Badly decomposed. Dumped. Identified by fingerprints,
peach skin, a Coal Run Kennedy, already on file.
And this coroner’s report, this litany of all the ways someone can die, over and over, will be mailed to Dick and Jean’s house. Sitting in a mailbox, on the kitchen table, on Coal Run. In Jean’s wrinkled hands, her eyes scanning every detail, a few days after it happened. A thin ring of milky coffee on the tablecloth, bacon grease in the air; they will read what happened to Angela, their only daughter.

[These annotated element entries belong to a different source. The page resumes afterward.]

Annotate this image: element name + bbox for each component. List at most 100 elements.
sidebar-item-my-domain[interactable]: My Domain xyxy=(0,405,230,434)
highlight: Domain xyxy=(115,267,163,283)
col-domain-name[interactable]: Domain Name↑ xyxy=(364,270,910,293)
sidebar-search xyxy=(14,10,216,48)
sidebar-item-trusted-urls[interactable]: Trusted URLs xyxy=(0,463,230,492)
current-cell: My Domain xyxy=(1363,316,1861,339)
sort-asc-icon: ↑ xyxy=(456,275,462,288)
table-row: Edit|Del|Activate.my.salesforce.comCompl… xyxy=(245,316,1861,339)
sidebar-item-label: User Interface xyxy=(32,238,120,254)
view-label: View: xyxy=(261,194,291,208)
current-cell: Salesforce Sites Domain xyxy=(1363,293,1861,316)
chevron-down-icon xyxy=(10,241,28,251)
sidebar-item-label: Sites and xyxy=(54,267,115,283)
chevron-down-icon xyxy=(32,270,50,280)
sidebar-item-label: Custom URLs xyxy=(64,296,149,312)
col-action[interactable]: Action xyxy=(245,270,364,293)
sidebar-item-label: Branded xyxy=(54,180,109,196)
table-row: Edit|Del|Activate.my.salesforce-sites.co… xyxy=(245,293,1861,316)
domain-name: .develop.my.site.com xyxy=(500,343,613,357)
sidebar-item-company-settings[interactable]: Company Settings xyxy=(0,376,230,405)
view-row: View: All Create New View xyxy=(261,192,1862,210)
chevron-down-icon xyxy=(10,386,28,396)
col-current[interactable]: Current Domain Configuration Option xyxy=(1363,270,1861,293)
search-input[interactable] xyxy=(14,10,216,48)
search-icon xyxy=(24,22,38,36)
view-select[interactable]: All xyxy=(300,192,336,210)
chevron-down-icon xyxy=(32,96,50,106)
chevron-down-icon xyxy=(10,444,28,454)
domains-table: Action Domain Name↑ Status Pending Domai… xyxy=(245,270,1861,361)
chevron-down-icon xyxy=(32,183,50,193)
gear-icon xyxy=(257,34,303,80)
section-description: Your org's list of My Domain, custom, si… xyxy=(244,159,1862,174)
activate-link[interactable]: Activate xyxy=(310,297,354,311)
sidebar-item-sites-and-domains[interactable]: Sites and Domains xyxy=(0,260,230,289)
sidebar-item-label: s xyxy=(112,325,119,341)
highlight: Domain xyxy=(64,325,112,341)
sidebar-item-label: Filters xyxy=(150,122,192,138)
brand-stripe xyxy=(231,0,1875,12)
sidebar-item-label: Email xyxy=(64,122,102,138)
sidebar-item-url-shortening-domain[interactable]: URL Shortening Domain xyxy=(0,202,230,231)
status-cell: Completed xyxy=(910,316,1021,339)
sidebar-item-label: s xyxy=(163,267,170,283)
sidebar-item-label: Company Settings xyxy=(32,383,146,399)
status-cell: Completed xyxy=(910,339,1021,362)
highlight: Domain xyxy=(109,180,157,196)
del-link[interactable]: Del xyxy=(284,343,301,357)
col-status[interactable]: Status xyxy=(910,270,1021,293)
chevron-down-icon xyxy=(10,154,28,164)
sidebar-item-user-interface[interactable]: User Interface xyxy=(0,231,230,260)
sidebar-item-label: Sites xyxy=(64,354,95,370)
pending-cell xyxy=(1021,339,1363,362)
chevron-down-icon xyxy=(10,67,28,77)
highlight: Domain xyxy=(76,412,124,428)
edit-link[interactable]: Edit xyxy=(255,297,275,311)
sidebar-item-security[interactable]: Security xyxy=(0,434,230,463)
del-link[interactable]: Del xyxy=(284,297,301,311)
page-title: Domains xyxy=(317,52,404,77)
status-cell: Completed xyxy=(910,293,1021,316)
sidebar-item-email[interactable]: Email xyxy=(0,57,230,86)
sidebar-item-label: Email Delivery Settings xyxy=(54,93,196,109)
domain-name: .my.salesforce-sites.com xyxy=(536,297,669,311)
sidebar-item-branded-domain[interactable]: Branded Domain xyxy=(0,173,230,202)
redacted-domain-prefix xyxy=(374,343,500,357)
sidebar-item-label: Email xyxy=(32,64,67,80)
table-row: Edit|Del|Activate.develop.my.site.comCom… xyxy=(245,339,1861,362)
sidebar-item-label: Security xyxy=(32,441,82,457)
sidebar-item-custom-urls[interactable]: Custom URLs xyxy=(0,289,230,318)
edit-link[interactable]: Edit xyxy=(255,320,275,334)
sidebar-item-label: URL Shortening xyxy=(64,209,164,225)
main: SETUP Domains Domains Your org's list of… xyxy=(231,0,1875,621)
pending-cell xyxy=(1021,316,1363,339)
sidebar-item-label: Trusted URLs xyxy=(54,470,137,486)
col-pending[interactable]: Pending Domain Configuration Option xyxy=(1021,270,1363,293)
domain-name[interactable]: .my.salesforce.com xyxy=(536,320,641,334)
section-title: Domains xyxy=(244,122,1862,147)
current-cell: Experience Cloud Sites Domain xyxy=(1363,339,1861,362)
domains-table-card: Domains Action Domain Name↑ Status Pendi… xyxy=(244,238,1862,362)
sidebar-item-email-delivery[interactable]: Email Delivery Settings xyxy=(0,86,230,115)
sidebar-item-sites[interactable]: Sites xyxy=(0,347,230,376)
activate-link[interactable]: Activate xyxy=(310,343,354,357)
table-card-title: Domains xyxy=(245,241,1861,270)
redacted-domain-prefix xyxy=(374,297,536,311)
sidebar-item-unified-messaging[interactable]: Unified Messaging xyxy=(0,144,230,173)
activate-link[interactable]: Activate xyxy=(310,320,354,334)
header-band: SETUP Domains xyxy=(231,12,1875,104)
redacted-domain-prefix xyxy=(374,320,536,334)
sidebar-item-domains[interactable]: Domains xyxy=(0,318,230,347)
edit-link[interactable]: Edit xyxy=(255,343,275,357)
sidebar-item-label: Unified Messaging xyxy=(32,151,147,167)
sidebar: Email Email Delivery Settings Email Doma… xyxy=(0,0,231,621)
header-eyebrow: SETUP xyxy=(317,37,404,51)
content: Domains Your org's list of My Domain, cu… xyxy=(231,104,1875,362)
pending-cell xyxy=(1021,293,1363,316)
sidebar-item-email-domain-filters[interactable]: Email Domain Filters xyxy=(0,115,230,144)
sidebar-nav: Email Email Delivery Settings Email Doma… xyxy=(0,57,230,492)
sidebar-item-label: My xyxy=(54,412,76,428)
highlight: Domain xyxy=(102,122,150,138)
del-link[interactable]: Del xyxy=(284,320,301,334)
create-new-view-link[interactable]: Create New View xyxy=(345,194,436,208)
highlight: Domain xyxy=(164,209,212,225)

The city will claim it was a mistake—they only meant to send the death certificate, not the autopsy. A simple mistake, nothing more. Brutal threats and then a death, a record of her suffering left on her mother’s porch, enemies and eradication. A severed pig’s head. A dead daughter. Beaten, stabbed, throat slit, shot execution-style. Like the videos on the news of US soldiers in Afghanistan, spiral bombs kicking up dirt and bodies.
There are articles in Zanesville’s Times Recorder. The first article identifying Angela’s body lists her remaining family, the nature of her death.
It blurs into the information at the end of the article, a bow signifying the start and end of an investigation: a list of her criminal record. The only photograph of her in the article identifying her body is a mugshot.
In another article, Colonel Brian Hoover of Muskingum County Sheriff's office draws attention to a solicitation charge. She had a past of engaging in sex work to keep her life afloat. To put food on the table. So she could pay her water bill.
“What they do places them in harm’s way,” Hoover educates us.
“It’s a personal choice they have to make,” he says, empathy glistening in his sensitive, all-knowing eyes. “But from our standpoint, they are running a high risk of being harmed.”
There will be no further investigation.
All life came from the water, the ground. For decades, and generations. Layers and layers of peat.
They made a mistake when they dumped her in the creek. For nearly three weeks, her body was rinsed in those trickling waters. Her peach skin glistened with runoff. Angela was my grandmother, and we have learned that what is released into the groundwater becomes part of it—we will not be so easy to remove.
I hope the man who found my grandma felt lucky to have seen it. An integration, a natural funeral. The mushrooms as pallbearers leading the procession, every pale droplet of water running over her skin like a dirge. Her peach hair must have curled into the brush, resting, finally, among each solemn reed of grass. I hope she felt the earth welcome her body, the clean water rinsing her hair between its fingers.
And, as I’m sure you remember, peat is infinite: she is still here, in an eternal creekbed, free and wet and calm, forever us, forever herself.